Creation in Light of the New Heavens and New Earth

Some time ago, I abandoned the view that the earth will be destroyed at the end of the age and have come to believe the earth will be restored as the final dwelling place for glorified believers and that God’s glory will fill the entire created order. In light of this, I have pondered how one’s responsibilities concerning creation in the meantime are to be viewed. While I don’t have a great deal to say about this just yet, I happen to be reading an article on the new heavens and new earth recently and the author’s comments were ones with which I could resonate. Here is what he said:

“While I do not think of myself as an environmentalist, I must admit that they are concerned about the right things. Too often this issue is passed off by Christians as a secular or liberal concern, important only to radicals or new-age spiritualists.  Evangelicals speak of it only occasionally, and then usually from the standpoint of a mere consumer. Further, when evangelicals do address creation’s future it often sounds quite dismal. A. Truesdale, believing this is indicative of eschatology run rampant, states:

‘Theologians and scientists who are evangelicals should join hands to help lead evangelical Christianity out of its bondage to an errant eschatology. Dispensational premillennialism defrauds the creation of the gospel’s promise that it too ‘will be delivered from the bondage of corruption into the glorious liberty of the children of God’ (Rom. 8:21, NKJV). It also cripples the witness of evangelical faith in the world.’
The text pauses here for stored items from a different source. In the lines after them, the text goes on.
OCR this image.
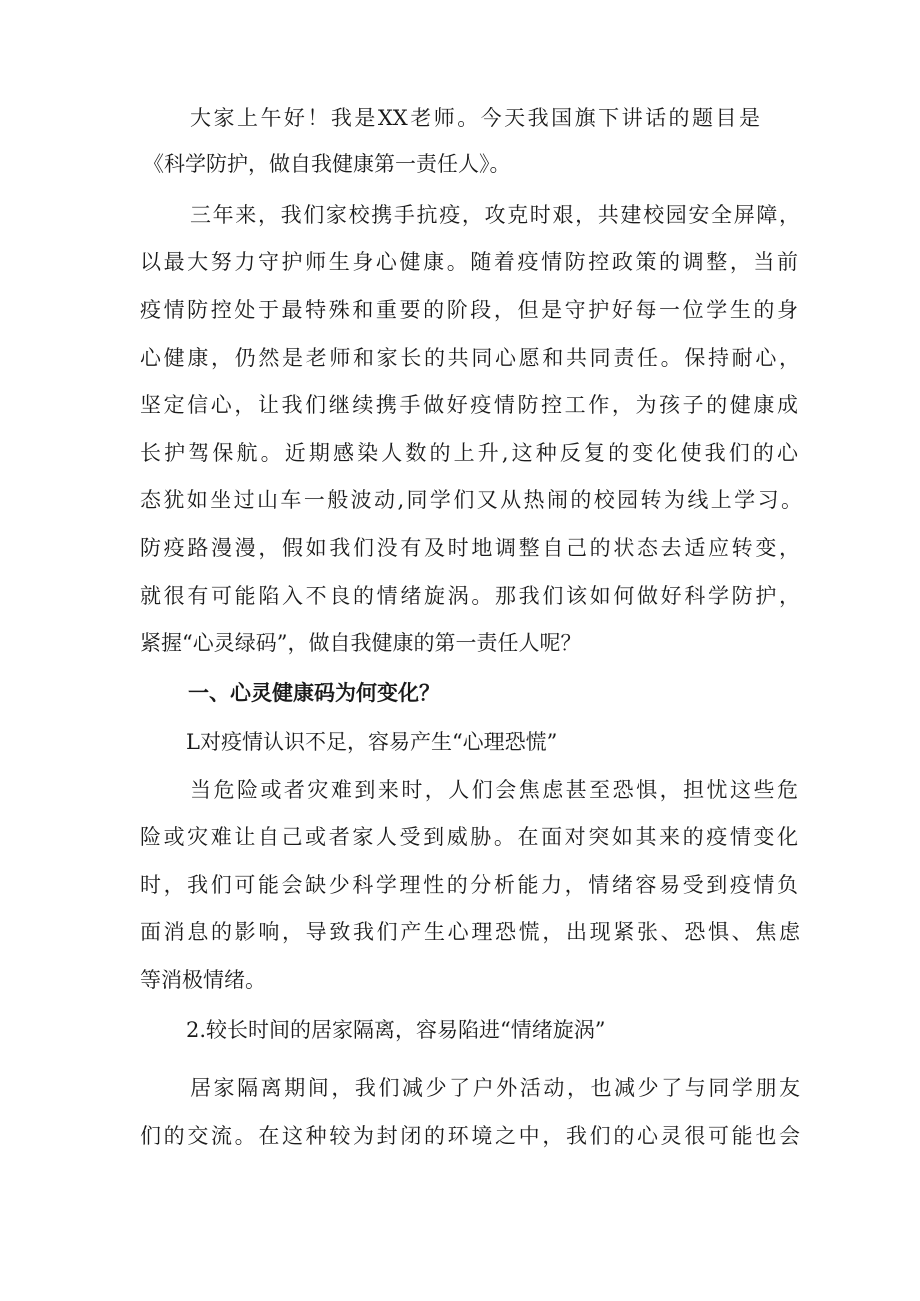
大家上午好！我是XX老师。今天我国旗下讲话的题目是
《科学防护，做自我健康第一责任人》。
三年来，我们家校携手抗疫，攻克时艰，共建校园安全屏障，
以最大努力守护师生身心健康。随着疫情防控政策的调整，当前
疫情防控处于最特殊和重要的阶段，但是守护好每一位学生的身
心健康，仍然是老师和家长的共同心愿和共同责任。保持耐心，
坚定信心，让我们继续携手做好疫情防控工作，为孩子的健康成
长护驾保航。近期感染人数的上升,这种反复的变化使我们的心
态犹如坐过山车一般波动,同学们又从热闹的校园转为线上学习。
防疫路漫漫，假如我们没有及时地调整自己的状态去适应转变，
就很有可能陷入不良的情绪旋涡。那我们该如何做好科学防护，
紧握“心灵绿码”，做自我健康的第一责任人呢？
一、心灵健康码为何变化？
L对疫情认识不足，容易产生“心理恐慌”
当危险或者灾难到来时，人们会焦虑甚至恐惧，担忧这些危
险或灾难让自己或者家人受到威胁。在面对突如其来的疫情变化
时，我们可能会缺少科学理性的分析能力，情绪容易受到疫情负
面消息的影响，导致我们产生心理恐慌，出现紧张、恐惧、焦虑
等消极情绪。
2.较长时间的居家隔离，容易陷进“情绪旋涡”
居家隔离期间，我们减少了户外活动，也减少了与同学朋友
们的交流。在这种较为封闭的环境之中，我们的心灵很可能也会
While I am not ready to abandon the progressive nature of revelation or to relegate apocalyptic literature within the canon to a lower status than other passages (something Truesdale appears ready to do), I must agree that the exaggeration and galvanization surrounding this eschatology have led to inappropriate conclusions regarding the nature and scope of apocalyptic literature. Indeed they have fostered an insensitivity, even neglect, toward passages teaching continuity between the old and new earth. Certainly these problems are being corrected, but as yet the corrections have not reached the people in the pews. As evangelicals we believe that God created this world, in whatever way we think that took place. We should further believe that this world has a future in God’s plan of redemption (Hos 2:14–23; Rom 8:18–25; Col 1:16–20). If God cares enough about his creation to redeem it, how can we be apathetic, or merely economically inclined, toward it?”[1]

Αυτω η δοξα


[1] Gale Z. Heide, “What Is New About the New Heaven and the New Earth? A Theology of Creation from Revelation 21 and 2 Peter 3,” JETS 40 (1997): 40.